Upon accessing the reading list, please search for the module using the module code: ECO1017
The School of Economics is committed to developing graduates with strengths in Employability, Digital Capabilities, Global and Cultural Capabilities, Sustainability, and Resourcefulness and Resilience. This module is designed to allow students to develop knowledge, skills, and capabilities particularly in the following areas:
The module is designed to give fundamental knowledge and skills in data analysis which is in high demand in business, government, and academia.

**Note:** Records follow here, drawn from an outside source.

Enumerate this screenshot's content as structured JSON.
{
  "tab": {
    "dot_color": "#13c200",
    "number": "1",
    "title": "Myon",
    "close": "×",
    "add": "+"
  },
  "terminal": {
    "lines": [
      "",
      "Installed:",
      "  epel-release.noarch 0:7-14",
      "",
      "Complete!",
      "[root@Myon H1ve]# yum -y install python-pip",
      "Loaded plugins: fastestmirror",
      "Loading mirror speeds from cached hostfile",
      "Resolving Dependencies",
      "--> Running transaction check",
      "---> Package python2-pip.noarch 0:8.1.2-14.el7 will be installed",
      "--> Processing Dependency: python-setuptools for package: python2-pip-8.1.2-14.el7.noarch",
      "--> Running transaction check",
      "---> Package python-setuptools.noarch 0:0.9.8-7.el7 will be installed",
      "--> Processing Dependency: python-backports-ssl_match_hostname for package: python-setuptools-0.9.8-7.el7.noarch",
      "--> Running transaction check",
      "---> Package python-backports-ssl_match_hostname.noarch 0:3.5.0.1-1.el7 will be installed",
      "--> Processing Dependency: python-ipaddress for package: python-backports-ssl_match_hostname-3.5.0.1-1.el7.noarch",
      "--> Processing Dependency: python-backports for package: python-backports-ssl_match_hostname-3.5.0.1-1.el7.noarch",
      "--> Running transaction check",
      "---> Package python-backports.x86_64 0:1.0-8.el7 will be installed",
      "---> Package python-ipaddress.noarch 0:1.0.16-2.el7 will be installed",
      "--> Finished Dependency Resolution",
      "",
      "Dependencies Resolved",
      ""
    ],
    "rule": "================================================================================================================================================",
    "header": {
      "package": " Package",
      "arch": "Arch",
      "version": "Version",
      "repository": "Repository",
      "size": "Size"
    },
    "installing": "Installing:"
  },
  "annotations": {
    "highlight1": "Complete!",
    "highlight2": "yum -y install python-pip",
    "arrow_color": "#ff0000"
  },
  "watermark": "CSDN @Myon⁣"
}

Resourcefulness and resilience:
Student will learn and practice analytical software packages R and MS Excel which are widely used for data analysis in business and public bodies.
Global and Cultural Intelligence:
Students will be able to collect and analyse data from various countries to observe differences and similarities between countries and regions.
Doing the group coursework student will learn how to plan, coordinate, and complete projects. They will learn how to work in teams and evaluate teammate’s contributions. Learned transferable skills can be applied to future employment or graduate study.
Student will learn how to use open repositories for installing R and its packages. They will obtain general understanding of how programming languages work.
Programmes this module appears in
|Economics and Finance BSc (Hons)||1||Compulsory||A weighted aggregate mark of 40% is required to pass the module|
|Economics BSc (Hons)||1||Compulsory||A weighted aggregate mark of 40% is required to pass the module|
|Business Economics BSc (Hons)||1||Compulsory||A weighted aggregate mark of 40% is required to pass the module|
Please note that the information detailed within this record is accurate at the time of publishing and may be subject to change. This record contains information for the most up to date version of the programme / module for the 2022/3 academic year.